Tuesday’s winners will face former Governor Angus King and a handful of other Independent candidates that have qualified for the ballot in November.
There was a primary contest in the Republican Party in the 1st Congressional District between Senate Majority Leader Jon Courtney and merchant mariner Patrick Calder. This was a surprisingly close contest, with Senator Courtney winning by less than 300 votes. Senator Courtney will face incumbent Congresswoman Chellie Pingree in November.
There was also a primary contest in the Republican Party in the 2nd Congressional District between Senate President Kevin Raye and naval retiree Blaine Richardson. President Raye was the victor in this contest, capturing 60 percent of the vote. President Raye will face incumbent Congressman Mike Michaud in November.
Voter turnout was extremely low on Primary Day. This was anticipated based on the small number of absentee ballots that were requested in the run up to Primary Day.
“Establishment” Versus “Grass Roots” Candidates
Further down the ballot, there were a few Republican Senate primaries that pitted current state Representatives seeking higher office against what might be termed “Tea Party,” “grass roots,” or “Libertarian” candidates. Some of these “grass roots” candidates had the support of a newly formed PAC that was an offshoot of the Ron Paul movement in Maine. Despite the Ron Paul movement’s ability to control this year’s Republican State Convention, this wing of the Party was unable to get any of its candidates on November’s ballot, as the “establishment” candidates won all of these Senate primary contests.
Another cluster of down ballot races of interest were in the Saco-Biddeford area, where an open Senate seat pitted two sitting Representatives against each other and three incumbent Representatives faced primary challengers. Adding to the intrigue, there were a number of independent expenditures in these races by outside groups. The results were uniform, with incumbents winning the primary contests and those who benefited from the independent expenditures losing their races.
With this data in hand, the pundits have drawn some conclusions.
The Republican Party appears to have turned away from the Tea Party/Ron Paul wing of the party and has voted for more moderate candidates. Secretary of State Charlie Summers’ victory and the victory of “establishment” candidates in the state Senate primaries have been held out as evidence of this. At the same time, the Democrat Party may have voted for the more Progressive wing of that party and against its more moderate candidates. State Senator Cynthia Dill’s victory and the results regarding the open Senate seat in the Saco-Biddeford area may be evidence of this.
Turnout did not show an “enthusiasm gap” between Republicans and Democrats, as turnout was virtually the same between the parties.
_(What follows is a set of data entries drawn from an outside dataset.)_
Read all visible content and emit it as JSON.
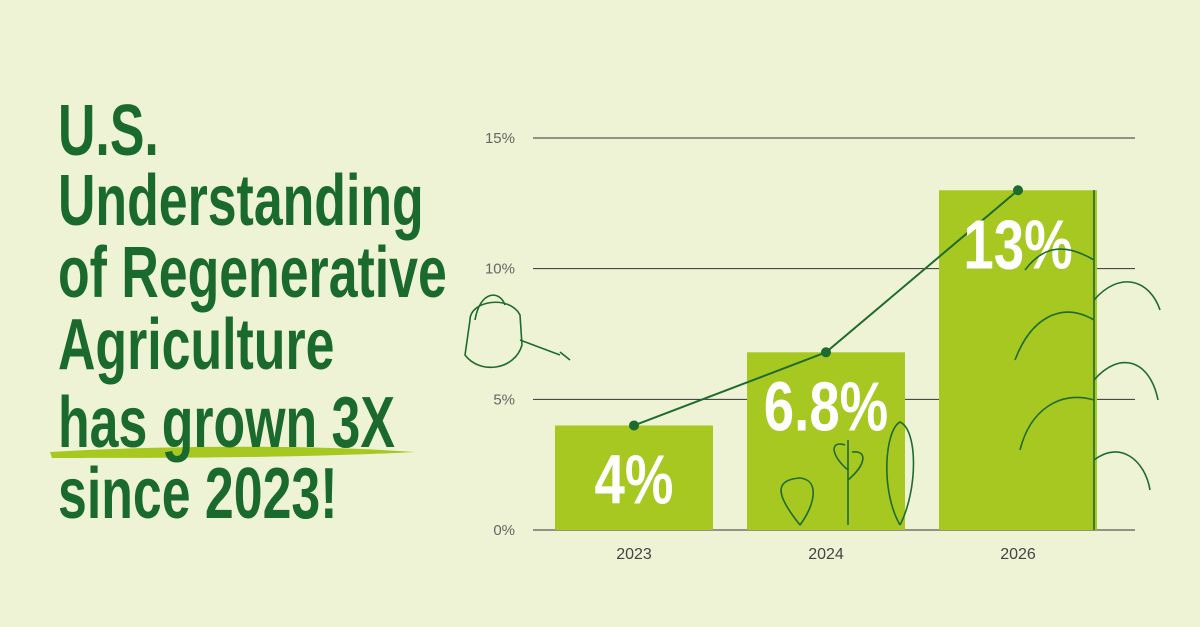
{
  "chart_data": {
    "type": "bar",
    "title_lines": [
      "U.S.",
      "Understanding",
      "of Regenerative",
      "Agriculture",
      "has grown 3X",
      "since 2023!"
    ],
    "categories": [
      "2023",
      "2024",
      "2026"
    ],
    "values": [
      4,
      6.8,
      13
    ],
    "value_labels": [
      "4%",
      "6.8%",
      "13%"
    ],
    "color": "#a6c821",
    "line_color": "#1e6b2e",
    "trend_line": true,
    "ylim": [
      0,
      15
    ],
    "yticks": [
      {
        "value": 0,
        "label": "0%"
      },
      {
        "value": 5,
        "label": "5%"
      },
      {
        "value": 10,
        "label": "10%"
      },
      {
        "value": 15,
        "label": "15%"
      }
    ],
    "grid": true
  }
}
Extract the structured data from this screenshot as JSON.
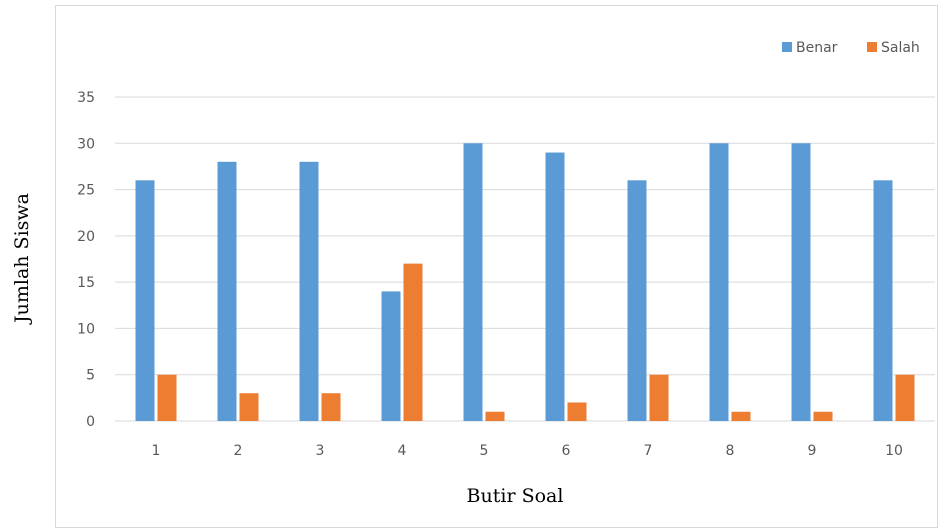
{
  "chart_data": {
    "type": "bar",
    "title": "",
    "xlabel": "Butir Soal",
    "ylabel": "Jumlah Siswa",
    "categories": [
      "1",
      "2",
      "3",
      "4",
      "5",
      "6",
      "7",
      "8",
      "9",
      "10"
    ],
    "series": [
      {
        "name": "Benar",
        "color": "#5B9BD5",
        "values": [
          26,
          28,
          28,
          14,
          30,
          29,
          26,
          30,
          30,
          26
        ]
      },
      {
        "name": "Salah",
        "color": "#ED7D31",
        "values": [
          5,
          3,
          3,
          17,
          1,
          2,
          5,
          1,
          1,
          5
        ]
      }
    ],
    "ylim": [
      0,
      35
    ],
    "yticks": [
      0,
      5,
      10,
      15,
      20,
      25,
      30,
      35
    ],
    "grid": true,
    "gridColor": "#D9D9D9",
    "legend": "top-right"
  }
}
The low turnout, rather, has been interpreted to mean that there is a lack of enthusiasm for the party candidates for U.S. Senate. This may be a sign of either support for former Governor Angus King or resignation to the fact that King will likely be the victor in November.
Spending also did not appear to help candidates in the primary. Those candidates in the Saco-Biddeford area who were beneficiaries of outside spending were not able to convert this spending into votes. Moreover, an analysis of the primary races for the U.S. Senate seat has shown that the candidates who were best funded did not win. This could mean that Mainers do not like big money in politics but more likely means that in a primary race with low turnout, name recognition is more important than money.